No offense TDN, but having read a bunch of your “Why don’t I have luck with women” threads, you’re really coming off as a bit of a jerk here. I don’t think you have come up with some fantastic technique to score hot babes - I think perhaps you’ve just met some woman who are into you - it really isn’t the same thing.
Seriously - pushy isn’t attractive unless you’re already into the guy.
Red - I don’t know you. I don’t know anything about you other than you like bikes and you’re feeling down on your luck when it comes to woman.
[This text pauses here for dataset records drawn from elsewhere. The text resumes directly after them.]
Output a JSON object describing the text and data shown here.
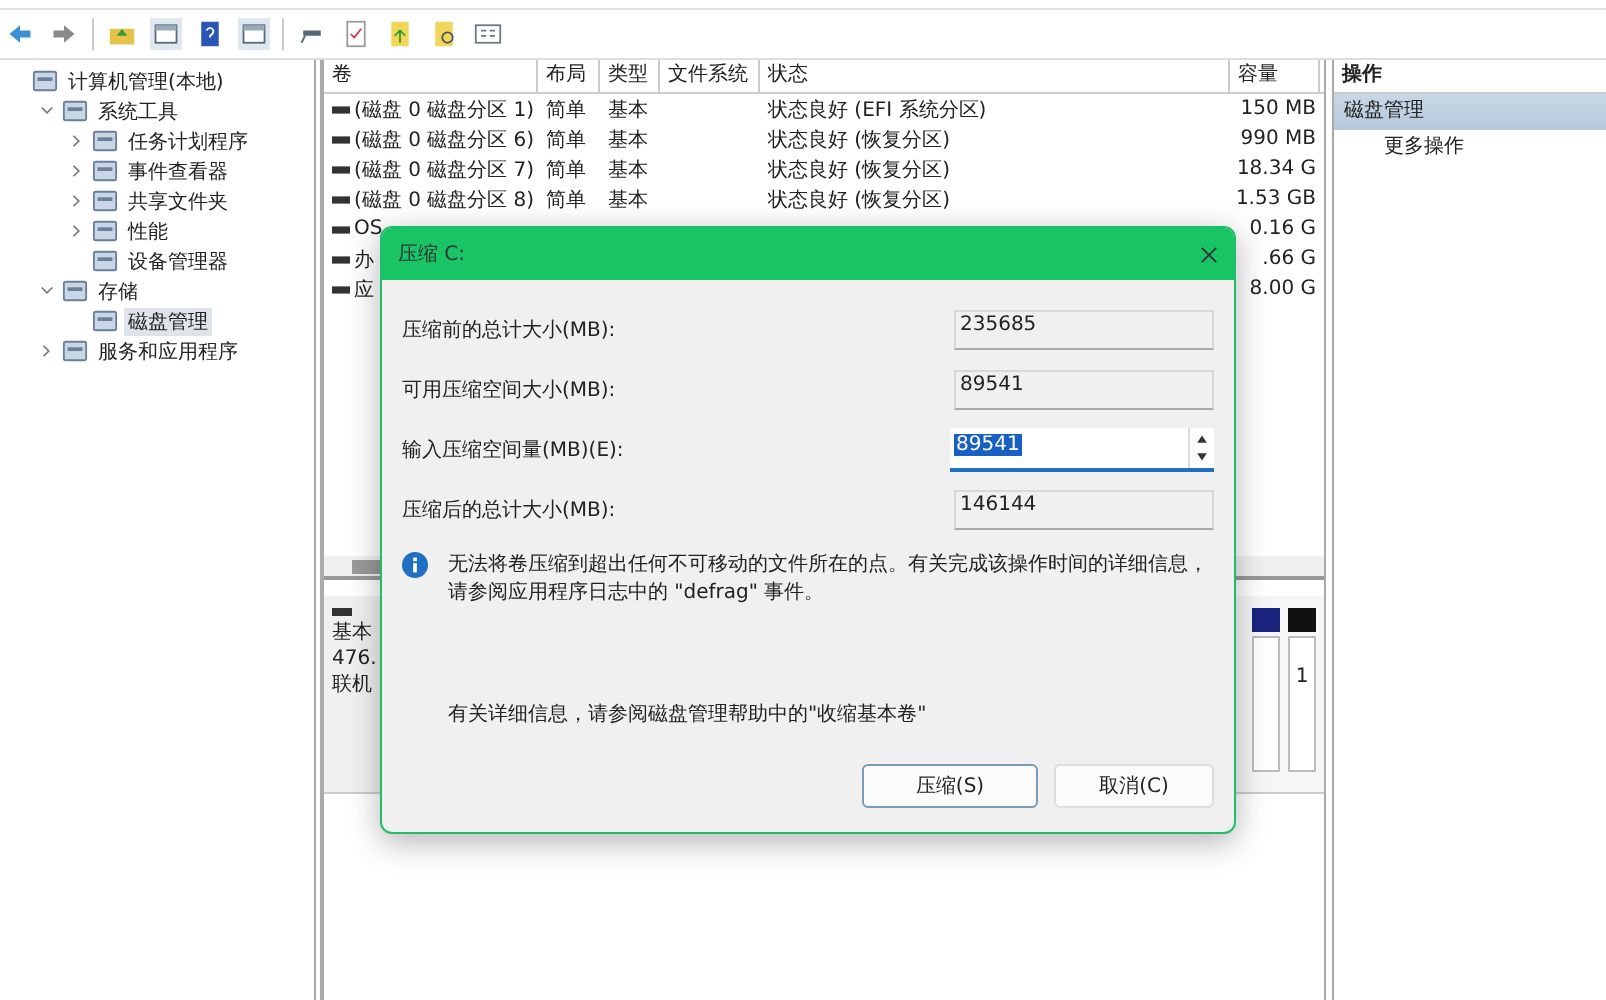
{
  "tree": [
    {
      "label": "计算机管理(本地)",
      "selected": false,
      "children": [
        {
          "label": "系统工具",
          "expanded": true,
          "selected": false,
          "children": [
            {
              "label": "任务计划程序",
              "expanded": false,
              "selected": false
            },
            {
              "label": "事件查看器",
              "expanded": false,
              "selected": false
            },
            {
              "label": "共享文件夹",
              "expanded": false,
              "selected": false
            },
            {
              "label": "性能",
              "expanded": false,
              "selected": false
            },
            {
              "label": "设备管理器",
              "selected": false
            }
          ]
        },
        {
          "label": "存储",
          "expanded": true,
          "selected": false,
          "children": [
            {
              "label": "磁盘管理",
              "selected": true
            }
          ]
        },
        {
          "label": "服务和应用程序",
          "expanded": false,
          "selected": false
        }
      ]
    }
  ],
  "table": {
    "columns": [
      "卷",
      "布局",
      "类型",
      "文件系统",
      "状态",
      "容量"
    ],
    "rows": [
      [
        "(磁盘 0 磁盘分区 1)",
        "简单",
        "基本",
        "",
        "状态良好 (EFI 系统分区)",
        "150 MB"
      ],
      [
        "(磁盘 0 磁盘分区 6)",
        "简单",
        "基本",
        "",
        "状态良好 (恢复分区)",
        "990 MB"
      ],
      [
        "(磁盘 0 磁盘分区 7)",
        "简单",
        "基本",
        "",
        "状态良好 (恢复分区)",
        "18.34 G"
      ],
      [
        "(磁盘 0 磁盘分区 8)",
        "简单",
        "基本",
        "",
        "状态良好 (恢复分区)",
        "1.53 GB"
      ],
      [
        "OS",
        "",
        "",
        "",
        "",
        "0.16 G"
      ],
      [
        "办",
        "",
        "",
        "",
        "",
        ".66 G"
      ],
      [
        "应",
        "",
        "",
        "",
        "",
        "8.00 G"
      ]
    ]
  },
  "disk": {
    "lines": [
      "基本",
      "476.",
      "联机"
    ],
    "partition_label": "1"
  },
  "actions": {
    "title": "操作",
    "items": [
      {
        "label": "磁盘管理",
        "selected": true
      },
      {
        "label": "更多操作",
        "selected": false
      }
    ]
  },
  "dialog": {
    "title": "压缩 C:",
    "fields": [
      {
        "label": "压缩前的总计大小(MB):",
        "value": "235685",
        "kind": "readonly"
      },
      {
        "label": "可用压缩空间大小(MB):",
        "value": "89541",
        "kind": "readonly"
      },
      {
        "label": "输入压缩空间量(MB)(E):",
        "value": "89541",
        "kind": "spin"
      },
      {
        "label": "压缩后的总计大小(MB):",
        "value": "146144",
        "kind": "readonly"
      }
    ],
    "info": "无法将卷压缩到超出任何不可移动的文件所在的点。有关完成该操作时间的详细信息，请参阅应用程序日志中的 \"defrag\" 事件。",
    "help": "有关详细信息，请参阅磁盘管理帮助中的\"收缩基本卷\"",
    "buttons": [
      {
        "label": "压缩(S)",
        "selected": true
      },
      {
        "label": "取消(C)",
        "selected": false
      }
    ]
  }
}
Buck up, assuming you’re a reasonably normal looking guy, with a minumum of gross personal habits and no fresh frozen human heads in your freezer, you’ll most likely bump into some woman while buying produce and she’ll take one look at you and lose her ability to speak. Not much solace, but that is the way it seems to work out for just about everyone.
I think, from context, this isn’t one of your own flaws, pricciar, but for the peanut gallery, let me just remark that “hoping you forget about it” isn’t “let{ting} him down easy”. Hoping he’ll forget about it is a less than respectful and less than reputable means of dealing with a small child to whom you’ve made a promise you now don’t want to keep; it’s a shabby way to treat an adult, and it doesn’t train men to respect your honesty, integrity and personal space. Fercriminy’s sake, just say “You smell and your mom dresses you funny”, already, and at least he might get the idea that he needs to work on hygiene and dress sense.